Problem: You are given a sorted array of integers and a target value. Return the index of the first element that is greater than or equal to the target. If no such element exists, return the length of the array.

How would you approach this?

Answer: This is a binary search problem because the array is sorted and we need to find a boundary (the first position satisfying a condition). Use a left-bound binary search where you shrink right = mid when arr[mid] >= target and expand left = mid + 1 otherwise.

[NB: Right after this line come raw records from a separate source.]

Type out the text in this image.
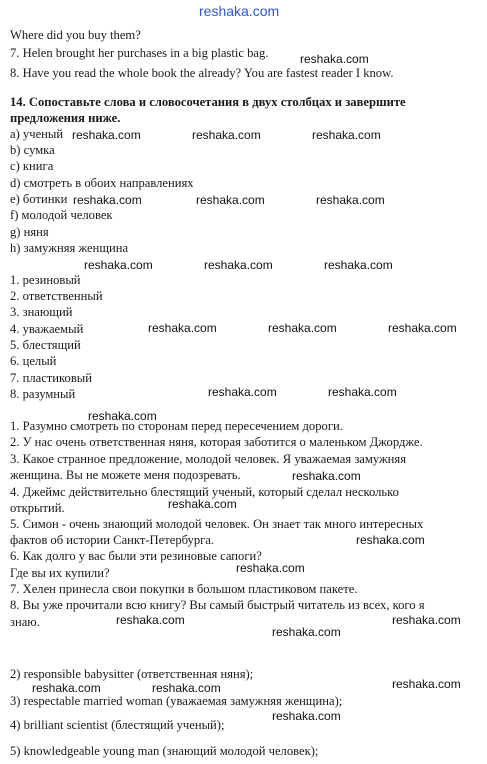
reshaka.com
Where did you buy them?
7. Helen brought her purchases in a big plastic bag.
8. Have you read the whole book the already? You are fastest reader I know.
14. Сопоставьте слова и словосочетания в двух столбцах и завершите
предложения ниже.
a) ученый
b) сумка
c) книга
d) смотреть в обоих направлениях
e) ботинки
f) молодой человек
g) няня
h) замужняя женщина
1. резиновый
2. ответственный
3. знающий
4. уважаемый
5. блестящий
6. целый
7. пластиковый
8. разумный
1. Разумно смотреть по сторонам перед пересечением дороги.
2. У нас очень ответственная няня, которая заботится о маленьком Джордже.
3. Какое странное предложение, молодой человек. Я уважаемая замужняя
женщина. Вы не можете меня подозревать.
4. Джеймс действительно блестящий ученый, который сделал несколько
открытий.
5. Симон - очень знающий молодой человек. Он знает так много интересных
фактов об истории Санкт-Петербурга.
6. Как долго у вас были эти резиновые сапоги?
Где вы их купили?
7. Хелен принесла свои покупки в большом пластиковом пакете.
8. Вы уже прочитали всю книгу? Вы самый быстрый читатель из всех, кого я
знаю.
2) responsible babysitter (ответственная няня);
3) respectable married woman (уважаемая замужняя женщина);
4) brilliant scientist (блестящий ученый);
5) knowledgeable young man (знающий молодой человек);
reshaka.com
reshaka.com	reshaka.com	reshaka.com
reshaka.com	reshaka.com	reshaka.com
reshaka.com	reshaka.com	reshaka.com
reshaka.com	reshaka.com	reshaka.com
reshaka.com	reshaka.com
reshaka.com
reshaka.com
reshaka.com
reshaka.com
reshaka.com
reshaka.com	reshaka.com
reshaka.com
reshaka.com	reshaka.com	reshaka.com
reshaka.com
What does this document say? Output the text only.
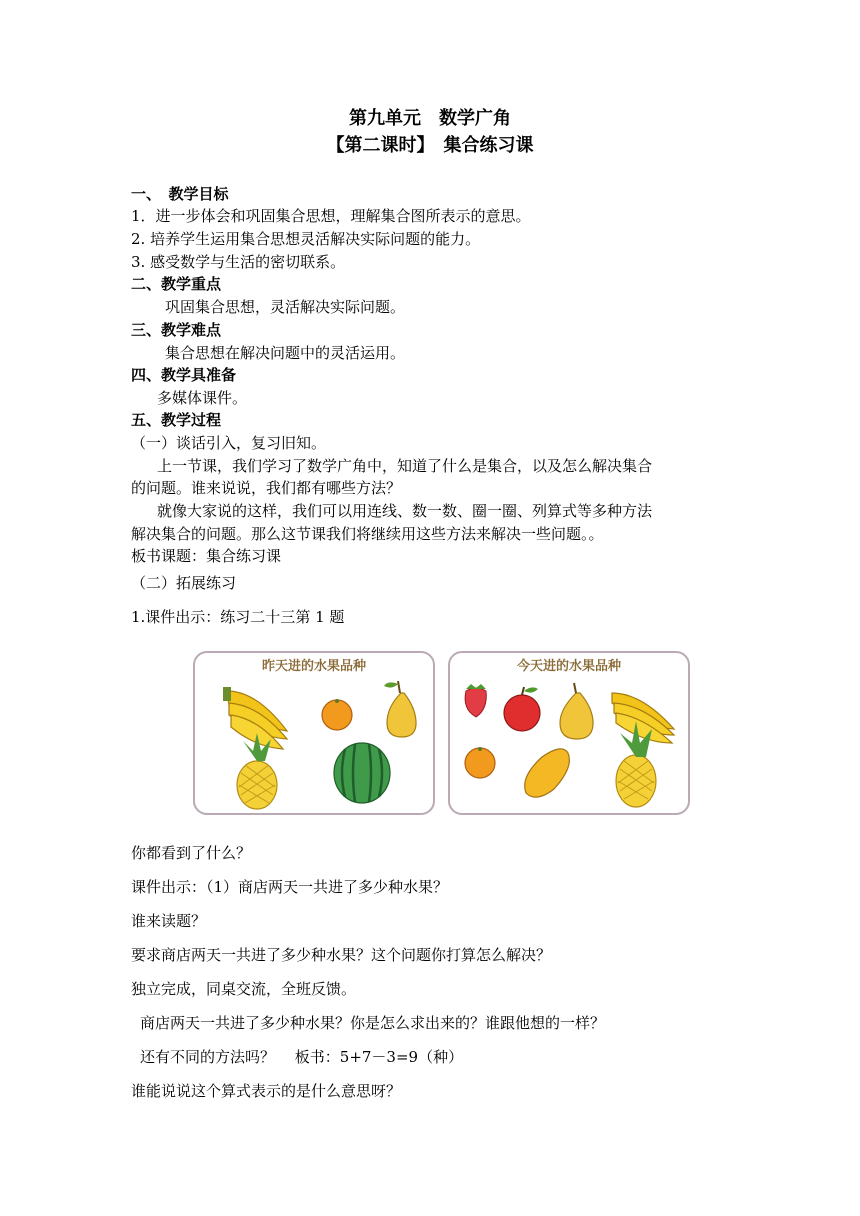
第九单元　数学广角
【第二课时】　集合练习课
一、　教学目标
1．进一步体会和巩固集合思想，理解集合图所表示的意思。
2. 培养学生运用集合思想灵活解决实际问题的能力。
3. 感受数学与生活的密切联系。
二、教学重点
巩固集合思想，灵活解决实际问题。
三、教学难点
集合思想在解决问题中的灵活运用。
四、教学具准备
多媒体课件。
五、教学过程
（一）谈话引入，复习旧知。
上一节课，我们学习了数学广角中，知道了什么是集合，以及怎么解决集合
的问题。谁来说说，我们都有哪些方法？
就像大家说的这样，我们可以用连线、数一数、圈一圈、列算式等多种方法
解决集合的问题。那么这节课我们将继续用这些方法来解决一些问题。。
板书课题：集合练习课
（二）拓展练习
1.课件出示：练习二十三第 1 题
昨天进的水果品种	今天进的水果品种
你都看到了什么？
课件出示：（1）商店两天一共进了多少种水果？
谁来读题？
要求商店两天一共进了多少种水果？这个问题你打算怎么解决？
独立完成，同桌交流，全班反馈。
商店两天一共进了多少种水果？你是怎么求出来的？谁跟他想的一样？
还有不同的方法吗？　 板书：5+7－3=9（种）
谁能说说这个算式表示的是什么意思呀？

Problem: A conveyor belt has packages with weights given in an array. You need to ship all packages within D days in order. Find the minimum weight capacity of the ship.

How would you approach this?

Answer: This is binary search on the answer. The capacity ranges from max(weights) to sum(weights). For each candidate capacity, simulate the shipping in O(n). Binary search narrows the minimum feasible capacity in O(n log S) where S is the search range.

Time: O(log n) because each iteration cuts the search space in half. After k iterations, the remaining space is n / 2^k. We stop when the space is 1 element, so k = log2(n).

Space: O(1) for the iterative version — only a few pointer variables are used regardless of input size. A recursive version would use O(log n) space for the call stack.